Baca juga: Bagian I Manusia Melahirkan Manusia, Tetapi Kawuon Dan Akasikos Yang Melahirkan Manusia Sejati (Rae Ati)
Soal transaksi ekonomi-politik kain timur yang paling menonjol dari semua penelitian kontemporer adalah Dr. Jhoz Mansoben (Mansoben, 1995) dan Haryanto (Haryanto, 2015). Mansoben menjelaskan secara komprehensif mengenai empat tipe kepemimpian tradisional di Papua yaitu pria berwibawa atau big man, ondoafi, raja dan campuran. Empat tipe kepemimpinan ini dicapai melalui dua hal mendasar menurut Mansoben, yaitu ascribed dan achieved. Dalam pengertian ada sistem kepemimpinan yang diwariskan turun-temurun dan adapula yang dicapai dengan usaha seseorang dalam kehidupan sosial-budaya di tengah-tengah masyarakat. Sebagaimana bobot (big man) yang bersifat achieved atau dikonstruksi dalam kebudayaan atau secara spesifik melalui transaksi kain timur. Namun pastinya bahwa kain timur memainkan peran penuh dalam ritus kepemimpinan secara ekonomi-politik. Haryanto(Haryanto, 2015) menggambarkan bagaimana kain timur dan seluruh nilai-nilai, moralitas yang berkaitan dengan praktek ekonomi-politik saling mempengaruhi. Di mana kepemimpinan bupati Sorong Selatan Ottow Ihalau sebagai orang yang bukan berasal dari suku Tehit dapat terpilih sebagai bupati Sorong Selatan. Menariknya Haryanto menekankan peran penting dan mendasar dari kain timur dan unsur-unsur mentalitas kain timur sebagai instrumen ekonomi-politik dalam proses Pemilihan Umum Kepala Daerah (Pemilukada) di kabupaten Sorong Selatan.

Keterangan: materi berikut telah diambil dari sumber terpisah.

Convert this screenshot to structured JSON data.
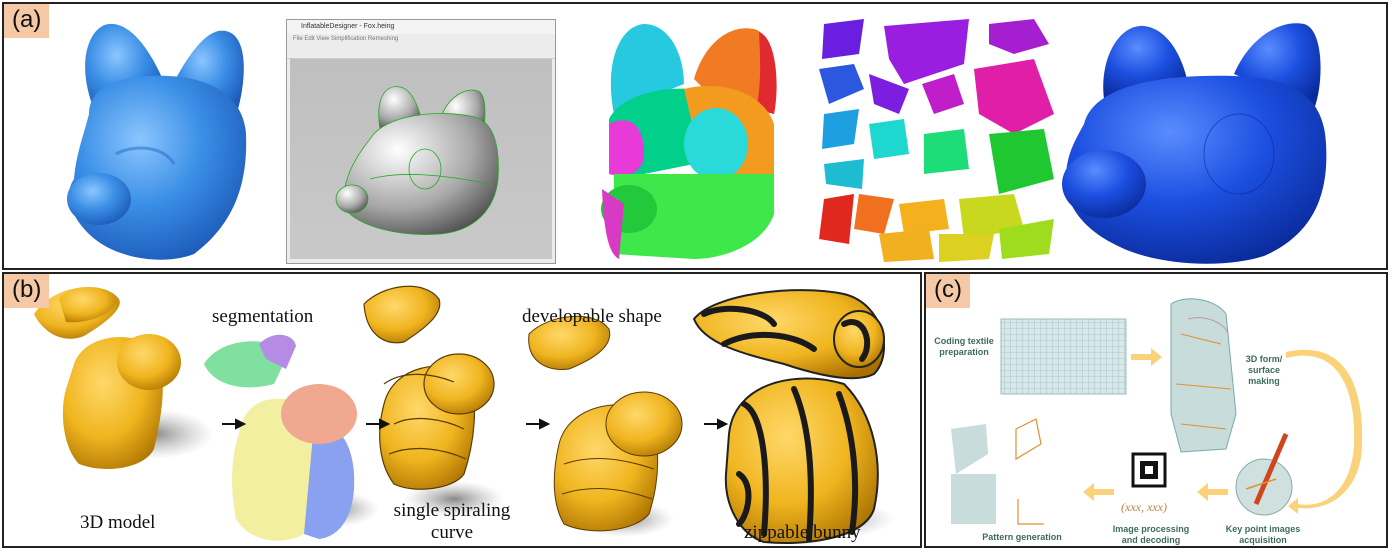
{
  "panel_a": {
    "tag": "(a)",
    "window": {
      "title": "InflatableDesigner - Fox.heing",
      "menu": "File  Edit  View  Simplification  Remeshing"
    }
  },
  "panel_b": {
    "tag": "(b)",
    "labels": {
      "segmentation": "segmentation",
      "developable": "developable shape",
      "model": "3D model",
      "spiral": "single spiraling curve",
      "zippable": "zippable bunny"
    }
  },
  "panel_c": {
    "tag": "(c)",
    "labels": {
      "coding": "Coding textile preparation",
      "form": "3D form/ surface making",
      "pattern": "Pattern generation",
      "image": "Image processing and decoding",
      "keypoint": "Key point images acquisition",
      "coords": "(xxx, xxx)"
    }
  },
  "colors": {
    "tag_bg": "#f6c9a6",
    "bunny": "#f0b51f",
    "fox_blue": "#3b8fe6",
    "arrow": "#f9d27a"
  }
}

Masyarakat Karon, Mare dan Aifat berada di otak burung. Dari sebelah timur adalah Arfak yang terbagi ke dalam beberapa kelompok bahasa yakni, Hattam-Moiley, Sough, Meyah, Moskona, Mpur, dan Ireres termasuk kelompok bahasa Mansim yang disinyalir oleh para linguis antropologi Unipa di bawah CELD sebagai bahasa yang hanya memiliki sejarah (kenangan) atau punah. Kelompok bahasa Mpur sendiri terbagi ke dalam beberapa dialeg yakni dialeg Amberbaken, Kebar, Karon, Ireres, dan Miyah sebab di daerah ini merupakan daerah lintas batas di mana jalur perdagangan kain timur, perkawinan dan budak dibudayakan; kelompok bahasa Madik yakni orang Abun; kelompok bahasa Moi yakni orang Moi; kelompok bahasa Tehit yakni orang Imyan dan Imyan Sawiat; kelompok bahasa Maybrat yakni orang Karon, Mare, Aifat, Aitinyo, dan Ayamaru; dan yang terakhir adalah kelompok bahasa Inanwatan. Setiap kelompok suku dan bahasa ini sangat berbeda. Tetapi kain timur beredar dan dipakai sebagai pengiring ritus hidup manusia di semua kelompok suku itu. Di sinilah terlihat hal yang luar biasa, sebab orang tidak dapat saling mengerti dalam bahasa komunikasi tetapi kain timur dapat ditransaksikan dan jalur inilah yang memperantarai budaya perkawinan dan budak belia. Jalur inipun kemudian dipakai oleh Zending dan Misionaris untuk menaburkan Injil hingga masuknya pemerintahan Belanda. Pada masa kedudukan indonesia di Papua, pemerintah menggunakan jalur ini untuk membangun jalan trans Papua Barat di Provinsi Papua Barat dari Manokwari Bintuni, Manokwari Sorong, dan Manokwari Wondama dan Nabire.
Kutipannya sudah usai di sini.